Мирон уныло ходил по кругу, как ослик, вращающий ворот. И все больше чувствовал себя самым настоящим ослом. Проклятье, у него даже не было оснований объявить Палого в розыск! Спал он редко и плохо и предпочел бы не спать совсем, такая жуть ему снилась. Распечатка данных неуловимого эксперта истерлась на сгибах – он постоянно таскал ее при себе, практически у сердца, словно письмо возлюбленной, хотя давно уже вызубрил наизусть. Порой казалось, четкие строчки на листе бумаги – единственное надежное свидетельство существования этого человека.
Отчаявшись, махнул в клуб исторического фехтования. Должны же быть какие-никакие друзья у этого таинственного типа! Ехал с опаской. Черт их знает, этих психов в самодельных латах. Все-таки абсолютно нормальный взрослый человек ничем подобным заниматься не будет. Оказалось, зря переживал. Милейшие люди, отзывчивые, интеллигентные. Вменяемые. Дана здесь уважали, и даже более того. Председатель клуба доверительно признался, что вообще ничего подобного никогда не видел, потому как Дан – не просто мастер и знаток, но нечто большее. Понимаете, пояснил он Мирону, можно и в наше время быть хорошим бойцом, но трудно представить мастерство настолько органичное, словно человек родился на свет с оружием в руках. Дан оказался находкой для клуба, настоящим кладезем информации. Никогда не задирал нос, охотно работал даже с новичками, терпеливо объяснял такие тонкости, что у знатоков голова шла кругом. Но ни с кем особо не сблизился. Чувствуется в нем что-то, разводил руками председатель, что держит людей на дистанции. Девчонки в клубе есть, и какие! (Мирон как раз вздрогнул, оглянувшись на яростный вопль: это одна из красоток, вся взмокшая, отчаянно рубилась с каким-то громилой.) На Дана заглядывались, понятное дело. Молодой, симпатичный, не бедный. Да только ни у одной не склеилось.

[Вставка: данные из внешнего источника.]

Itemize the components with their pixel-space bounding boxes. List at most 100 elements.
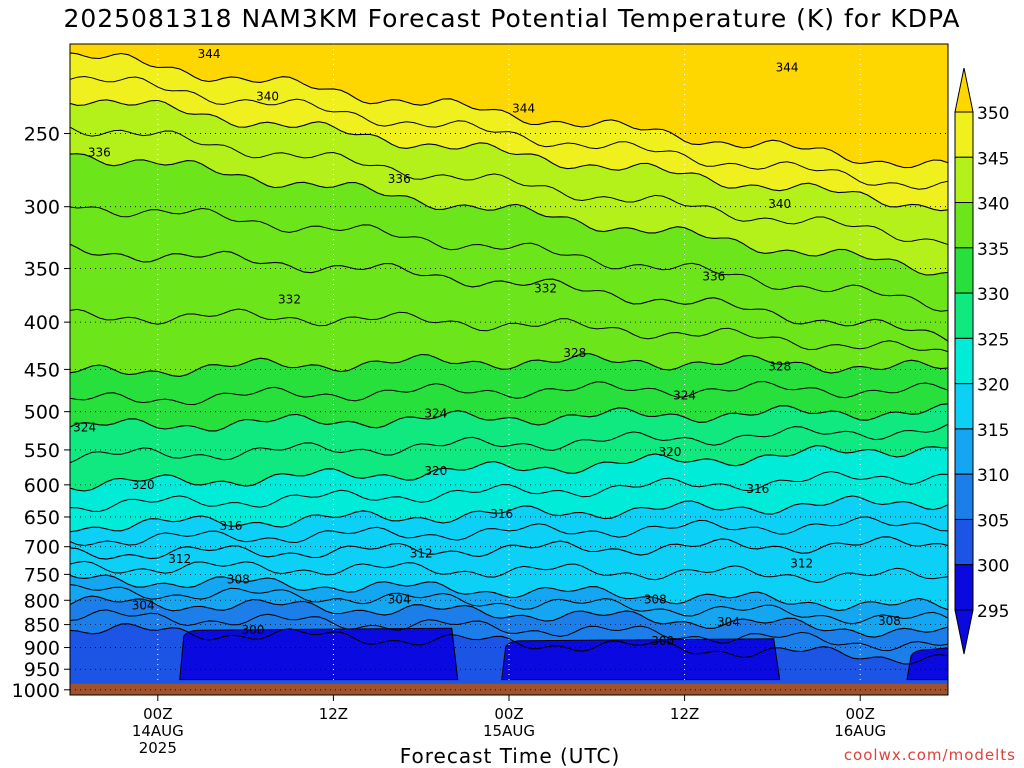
contour-label: 340 [768, 197, 791, 211]
colorbar-label: 300 [977, 557, 1009, 577]
colorbar-segment [954, 292, 974, 339]
y-tick-label: 300 [24, 197, 60, 219]
colorbar-label: 330 [977, 285, 1009, 305]
colorbar-segment [954, 247, 974, 294]
colorbar-segment [954, 383, 974, 430]
contour-label: 336 [88, 145, 111, 159]
contour-label: 340 [256, 90, 279, 104]
contour-minor [70, 516, 948, 547]
contour-label: 312 [410, 547, 433, 561]
colorbar-segment [954, 564, 974, 611]
contour-label: 320 [424, 464, 447, 478]
x-tick-label: 16AUG [834, 722, 886, 740]
x-tick-label: 12Z [670, 705, 699, 723]
cold-pool [906, 647, 948, 681]
contour-label: 304 [388, 592, 411, 606]
x-tick-label: 15AUG [483, 722, 535, 740]
contour-label: 312 [790, 557, 813, 571]
y-tick-label: 400 [24, 312, 60, 334]
ground-surface [70, 683, 948, 695]
chart-title: 2025081318 NAM3KM Forecast Potential Tem… [63, 4, 961, 33]
contour-label: 332 [278, 292, 301, 306]
contour-308 [70, 574, 948, 612]
y-tick-label: 750 [24, 564, 60, 586]
contour-label: 336 [388, 172, 411, 186]
colorbar-segment [954, 111, 974, 158]
colorbar-label: 295 [977, 602, 1009, 622]
y-tick-label: 650 [24, 507, 60, 529]
contour-label: 308 [878, 614, 901, 628]
contour-300 [70, 623, 948, 665]
contour-label: 300 [651, 634, 674, 648]
y-tick-label: 900 [24, 638, 60, 660]
contour-label: 304 [132, 598, 155, 612]
contour-label: 316 [490, 507, 513, 521]
x-axis-title: Forecast Time (UTC) [399, 744, 621, 768]
colorbar-label: 350 [977, 104, 1009, 124]
cold-pool [179, 627, 459, 681]
x-tick-label: 00Z [494, 705, 523, 723]
colorbar-arrow-bottom [954, 609, 974, 655]
contour-344 [70, 52, 948, 169]
contour-label: 344 [776, 60, 799, 74]
contour-minor [70, 470, 948, 513]
contour-label: 308 [644, 592, 667, 606]
contour-labels: 344 344 344 340 340 336 336 336 332 332 328 328 324 3… [70, 47, 948, 691]
contour-minor [70, 126, 948, 245]
y-tick-label: 950 [24, 659, 60, 681]
colorbar-label: 320 [977, 376, 1009, 396]
colorbar-segment [954, 337, 974, 385]
y-tick-label: 450 [24, 359, 60, 381]
source-credit: coolwx.com/modelts [843, 746, 1016, 764]
contour-label: 328 [563, 346, 586, 360]
contour-label: 344 [512, 102, 535, 116]
colorbar-segment [954, 473, 974, 520]
contour-328 [70, 353, 948, 377]
contour-332 [70, 243, 948, 342]
colorbar-segment [954, 518, 974, 566]
colorbar-label: 305 [977, 511, 1009, 531]
x-tick-label: 00Z [143, 705, 172, 723]
contour-label: 344 [198, 47, 221, 61]
y-tick-label: 350 [24, 259, 60, 281]
colorbar-label: 325 [977, 330, 1009, 350]
contour-minor [70, 560, 948, 584]
contour-label: 304 [717, 615, 740, 629]
y-tick-label: 1000 [12, 680, 60, 702]
x-tick-label: 2025 [139, 739, 177, 757]
contour-324 [70, 403, 948, 432]
contour-label: 316 [220, 519, 243, 533]
y-tick-label: 250 [24, 124, 60, 146]
contour-lines [70, 52, 948, 665]
contour-label: 324 [424, 406, 447, 420]
contour-label: 336 [702, 270, 725, 284]
y-tick-label: 500 [24, 402, 60, 424]
pressure-axis: 2503003504004505005506006507007508008509… [12, 124, 70, 702]
contour-label: 312 [168, 552, 191, 566]
contour-304 [70, 595, 948, 638]
contour-minor [70, 609, 948, 652]
contour-label: 320 [659, 445, 682, 459]
contour-316 [70, 495, 948, 533]
contour-minor [70, 206, 948, 312]
colorbar-segment [954, 202, 974, 249]
fill-band-344 [70, 44, 948, 168]
contour-312 [70, 536, 948, 560]
colorbar-arrow-top [954, 67, 974, 113]
colorbar: 350 345 340 335 330 325 320 315 310 305 300 295 [954, 67, 1009, 655]
contour-label: 300 [241, 623, 264, 637]
colorbar-label: 315 [977, 421, 1009, 441]
contour-336 [70, 153, 948, 276]
contour-label: 332 [534, 282, 557, 296]
contour-label: 308 [227, 573, 250, 587]
y-tick-label: 700 [24, 537, 60, 559]
contour-label: 320 [132, 478, 155, 492]
x-tick-label: 14AUG [132, 722, 184, 740]
colorbar-label: 340 [977, 195, 1009, 215]
contour-label: 324 [673, 388, 696, 402]
temperature-fill [70, 44, 948, 695]
contour-minor [70, 584, 948, 625]
contour-label: 324 [73, 420, 96, 434]
colorbar-segment [954, 156, 974, 204]
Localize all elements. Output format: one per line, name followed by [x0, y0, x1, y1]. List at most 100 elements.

Народ здесь был менее настороженный, чем преданные вассалы из Дановой фирмы. Один за другим подходили поединщики, утирали раскрасневшиеся физиономии и включались в разговор. Измученный Мирон, в отчаянии от того, что вытянул очередную пустышку, вдруг взмолился – помогите. И кто-то вспомнил. Как-то разговорились они с Даном по дороге, в метро. У него в тот день машина в ремонте была, вот и ехал как простые люди. Парень уже не мог воспроизвести всех деталей разговора. Помнил, Дан обмолвился, что есть у него в городе любимейшее место, и назвал полузабытый, далеко не культовый музей. Пояснил с улыбкой, что человек он немодный и превыше всего ценит три вещи: свободу, покой и информированность. И что там, в музее этом замшелом, есть обалденный архив, а в архиве – совсем уж звездный архивариус. Умница и знаток, каких мало, и что будто бы он, Дан, сплошь и рядом у него консультируется и вообще просвещается. Ну этому парень не поверил, конечно. На фига Дану консультации? И разговор-то этот пустяковый потому только и запомнился, что ему до такого, как Дан, – все равно что до неба. А тут шли как свои, разговаривали… Тут юнец смолк и пристыженно взглянул на господина дознавателя, драгоценное время которого отнимал своей болтовней. А у Мирона тихо екнуло сердце, и запнулось, и снова пошло, только торопливее и затаеннее, словно боясь спугнуть нечто. Не обольщайся, одернул он себя для порядка. Может, это и не значит ничего. Но сердце упрямо тукало – значит, значит, значит… В любом случае, это зацепка, еще один возможный контакт. Палый, как видно, живет настолько замкнуто, что никакой наводкой пренебрегать не стоит.